10

Tobin ne sut jamais rien des propos qu’Erius avait tenus à son fils après leur retour de Rilmar. À guichets fermés, Ki s’interrogeait sur ce que Melnoth et les autres avaient bien pu raconter. Mais la mission ayant été après tout couronnée de succès, c’est de cette joyeuse annonce qu’on avait régalé la Cour lorsque les Compagnons avaient reparu à Ero, le visage encore barbouillé de sang séché.

Au demeurant, leur existence se modifia. Aux yeux du monde, ils étaient pleinement des guerriers, désormais, et, deux jours après la célébration des fêtes de Sakor, ils revêtirent une fois de plus leurs plus beaux atours pour celles du mariage de Korin.

Comme la rareté des noces royales en faisait un événement d’autant plus retentissant, les motifs de l’union passablement précipitée du prince n’avaient pas manqué de susciter des quantités de spéculations. Vu le peu de temps dont on avait disposé pour en diffuser la proclamation jusqu’aux quatre coins du royaume, l’assistance se trouva quelque peu réduite. Le grand jour venu, néanmoins, la ville entière croula sous les guirlandes et les décorations, tandis que de chacun des temples s’élevaient dans l’air froid de l’hiver des nuées d’encens au parfum de rose et des prières en faveur du bonheur du couple.

La cérémonie se déroula sur le parvis du grand sanctuaire inclus dans l’enceinte du Palais Neuf, et elle eut pour témoins des foultitudes de parents et de nobles.
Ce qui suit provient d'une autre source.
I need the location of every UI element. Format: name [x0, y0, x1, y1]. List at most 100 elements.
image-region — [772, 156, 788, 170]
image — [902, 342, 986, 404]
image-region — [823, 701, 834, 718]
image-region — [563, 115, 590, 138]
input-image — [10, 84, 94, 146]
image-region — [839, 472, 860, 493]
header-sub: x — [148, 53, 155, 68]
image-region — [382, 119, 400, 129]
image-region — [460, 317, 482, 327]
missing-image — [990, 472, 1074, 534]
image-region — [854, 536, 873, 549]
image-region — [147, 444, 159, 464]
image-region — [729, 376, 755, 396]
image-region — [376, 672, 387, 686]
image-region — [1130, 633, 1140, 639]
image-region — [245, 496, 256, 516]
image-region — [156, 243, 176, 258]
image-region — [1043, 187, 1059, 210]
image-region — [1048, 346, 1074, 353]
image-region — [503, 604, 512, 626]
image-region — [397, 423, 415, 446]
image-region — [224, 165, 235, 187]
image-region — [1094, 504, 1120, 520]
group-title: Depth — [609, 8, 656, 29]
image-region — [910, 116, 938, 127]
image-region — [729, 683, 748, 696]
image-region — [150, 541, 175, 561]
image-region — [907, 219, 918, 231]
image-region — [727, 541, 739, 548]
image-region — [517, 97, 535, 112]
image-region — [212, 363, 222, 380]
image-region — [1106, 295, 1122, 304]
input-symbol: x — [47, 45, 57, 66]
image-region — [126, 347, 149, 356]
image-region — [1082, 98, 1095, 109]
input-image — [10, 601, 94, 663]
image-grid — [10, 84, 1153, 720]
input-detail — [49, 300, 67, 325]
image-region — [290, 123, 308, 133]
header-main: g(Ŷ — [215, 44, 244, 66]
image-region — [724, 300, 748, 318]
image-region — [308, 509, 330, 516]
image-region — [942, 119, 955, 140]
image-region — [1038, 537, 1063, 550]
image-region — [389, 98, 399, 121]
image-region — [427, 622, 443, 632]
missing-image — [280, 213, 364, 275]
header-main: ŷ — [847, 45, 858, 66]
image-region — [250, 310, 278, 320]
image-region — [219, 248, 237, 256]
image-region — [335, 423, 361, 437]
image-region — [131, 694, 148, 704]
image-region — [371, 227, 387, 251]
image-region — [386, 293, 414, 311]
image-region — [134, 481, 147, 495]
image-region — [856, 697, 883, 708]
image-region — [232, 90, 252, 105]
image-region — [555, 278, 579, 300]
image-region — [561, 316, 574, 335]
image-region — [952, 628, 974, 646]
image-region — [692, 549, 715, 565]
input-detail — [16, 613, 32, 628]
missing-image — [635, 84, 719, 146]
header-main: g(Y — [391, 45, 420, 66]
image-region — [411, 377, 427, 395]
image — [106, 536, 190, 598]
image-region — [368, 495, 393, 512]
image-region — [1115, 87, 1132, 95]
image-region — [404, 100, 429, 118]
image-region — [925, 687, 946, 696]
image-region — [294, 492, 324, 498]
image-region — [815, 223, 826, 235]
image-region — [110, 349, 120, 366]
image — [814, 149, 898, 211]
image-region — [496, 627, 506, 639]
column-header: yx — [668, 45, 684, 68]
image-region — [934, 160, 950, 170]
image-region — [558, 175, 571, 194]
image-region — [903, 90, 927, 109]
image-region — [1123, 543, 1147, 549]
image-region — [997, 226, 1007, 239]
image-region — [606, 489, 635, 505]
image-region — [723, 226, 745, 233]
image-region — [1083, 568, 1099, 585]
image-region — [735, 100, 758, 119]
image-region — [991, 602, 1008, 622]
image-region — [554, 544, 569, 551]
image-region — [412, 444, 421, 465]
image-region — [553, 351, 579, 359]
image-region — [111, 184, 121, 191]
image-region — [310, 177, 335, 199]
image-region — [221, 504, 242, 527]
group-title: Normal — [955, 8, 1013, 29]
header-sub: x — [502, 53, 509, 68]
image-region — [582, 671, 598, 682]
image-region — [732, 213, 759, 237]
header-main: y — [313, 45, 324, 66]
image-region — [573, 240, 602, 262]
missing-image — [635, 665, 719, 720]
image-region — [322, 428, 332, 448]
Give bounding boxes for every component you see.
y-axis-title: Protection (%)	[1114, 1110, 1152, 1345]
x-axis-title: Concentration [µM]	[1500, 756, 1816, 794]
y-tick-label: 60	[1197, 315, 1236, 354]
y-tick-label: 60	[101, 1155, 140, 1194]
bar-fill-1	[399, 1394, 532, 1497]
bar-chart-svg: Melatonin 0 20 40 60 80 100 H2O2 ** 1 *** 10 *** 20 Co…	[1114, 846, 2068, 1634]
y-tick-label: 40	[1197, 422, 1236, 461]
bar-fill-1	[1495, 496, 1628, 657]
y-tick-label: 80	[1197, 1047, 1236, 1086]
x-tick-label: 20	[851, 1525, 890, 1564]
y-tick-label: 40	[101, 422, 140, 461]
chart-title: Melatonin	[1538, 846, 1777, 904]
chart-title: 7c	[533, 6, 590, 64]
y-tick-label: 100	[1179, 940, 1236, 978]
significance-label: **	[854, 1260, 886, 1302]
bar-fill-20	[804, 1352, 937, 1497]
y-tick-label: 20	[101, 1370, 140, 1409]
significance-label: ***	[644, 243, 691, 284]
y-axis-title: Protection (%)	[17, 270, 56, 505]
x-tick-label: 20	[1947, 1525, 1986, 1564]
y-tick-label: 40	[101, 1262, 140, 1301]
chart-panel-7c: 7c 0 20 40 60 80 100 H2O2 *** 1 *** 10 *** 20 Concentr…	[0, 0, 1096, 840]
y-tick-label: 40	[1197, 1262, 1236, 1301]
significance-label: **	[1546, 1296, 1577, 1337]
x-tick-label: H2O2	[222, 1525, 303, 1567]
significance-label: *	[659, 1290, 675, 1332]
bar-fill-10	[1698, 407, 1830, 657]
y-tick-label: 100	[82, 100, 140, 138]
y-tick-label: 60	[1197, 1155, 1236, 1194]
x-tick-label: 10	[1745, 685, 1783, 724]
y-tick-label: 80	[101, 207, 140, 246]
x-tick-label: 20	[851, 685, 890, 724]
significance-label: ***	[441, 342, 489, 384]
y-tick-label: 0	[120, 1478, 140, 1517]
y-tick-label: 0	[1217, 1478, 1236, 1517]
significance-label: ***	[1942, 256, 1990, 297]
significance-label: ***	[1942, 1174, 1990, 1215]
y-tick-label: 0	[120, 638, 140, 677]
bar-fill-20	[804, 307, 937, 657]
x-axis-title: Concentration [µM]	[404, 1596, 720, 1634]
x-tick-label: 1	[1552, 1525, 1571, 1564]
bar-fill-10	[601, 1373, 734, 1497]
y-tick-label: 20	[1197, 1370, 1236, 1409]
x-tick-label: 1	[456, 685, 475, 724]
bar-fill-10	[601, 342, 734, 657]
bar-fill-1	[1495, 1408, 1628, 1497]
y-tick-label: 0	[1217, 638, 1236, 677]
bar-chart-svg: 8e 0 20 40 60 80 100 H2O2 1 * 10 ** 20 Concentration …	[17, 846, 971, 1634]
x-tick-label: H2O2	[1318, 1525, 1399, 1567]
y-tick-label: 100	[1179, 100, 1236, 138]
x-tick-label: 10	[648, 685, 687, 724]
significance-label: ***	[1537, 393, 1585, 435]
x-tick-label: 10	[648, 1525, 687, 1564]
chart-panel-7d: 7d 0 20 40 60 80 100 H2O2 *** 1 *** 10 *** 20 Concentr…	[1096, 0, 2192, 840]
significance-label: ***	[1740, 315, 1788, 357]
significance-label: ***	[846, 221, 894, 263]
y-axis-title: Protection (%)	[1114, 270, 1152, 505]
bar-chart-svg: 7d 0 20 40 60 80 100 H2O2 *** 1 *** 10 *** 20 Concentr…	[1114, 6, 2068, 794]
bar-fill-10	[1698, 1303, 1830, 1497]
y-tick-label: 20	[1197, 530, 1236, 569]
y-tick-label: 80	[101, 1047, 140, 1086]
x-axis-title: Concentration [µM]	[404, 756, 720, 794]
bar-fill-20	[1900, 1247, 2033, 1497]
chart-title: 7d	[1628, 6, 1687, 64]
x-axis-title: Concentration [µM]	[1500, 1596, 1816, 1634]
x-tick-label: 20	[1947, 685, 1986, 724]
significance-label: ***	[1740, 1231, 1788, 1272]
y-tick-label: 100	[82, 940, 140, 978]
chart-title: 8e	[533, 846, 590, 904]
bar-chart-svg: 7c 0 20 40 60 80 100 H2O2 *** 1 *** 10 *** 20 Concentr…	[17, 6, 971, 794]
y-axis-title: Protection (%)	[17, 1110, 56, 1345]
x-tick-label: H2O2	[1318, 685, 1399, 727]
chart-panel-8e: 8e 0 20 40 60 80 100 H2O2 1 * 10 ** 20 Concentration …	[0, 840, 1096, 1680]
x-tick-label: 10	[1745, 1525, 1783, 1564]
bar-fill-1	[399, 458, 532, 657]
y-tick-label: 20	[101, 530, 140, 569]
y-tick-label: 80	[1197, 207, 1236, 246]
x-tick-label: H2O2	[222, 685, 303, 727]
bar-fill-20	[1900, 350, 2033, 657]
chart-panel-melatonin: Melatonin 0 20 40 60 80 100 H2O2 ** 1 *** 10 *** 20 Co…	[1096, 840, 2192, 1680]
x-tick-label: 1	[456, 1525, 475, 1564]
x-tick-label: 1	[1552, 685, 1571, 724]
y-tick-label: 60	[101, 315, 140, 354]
L’air souverain sous sa couronne, le roi Erius affirmait son état par une robe rouge brodée d’or et rutilante de pierres précieuses. Korin portait une longue tunique à motifs similaires et un diadème. Tobin se tenait à leurs côtés, paré de son plus beau surcot, et ce qui subsistait des Compagnons les flanquait à gauche. Les places vacantes dans les rangs de ces derniers le touchaient vivement. Arius était mort, Quirion banni pour sa couardise, et Barieüs se trouvait auprès de Lutha, qui poursuivait sa convalescence dans les domaines de son père, non loin de Volchi.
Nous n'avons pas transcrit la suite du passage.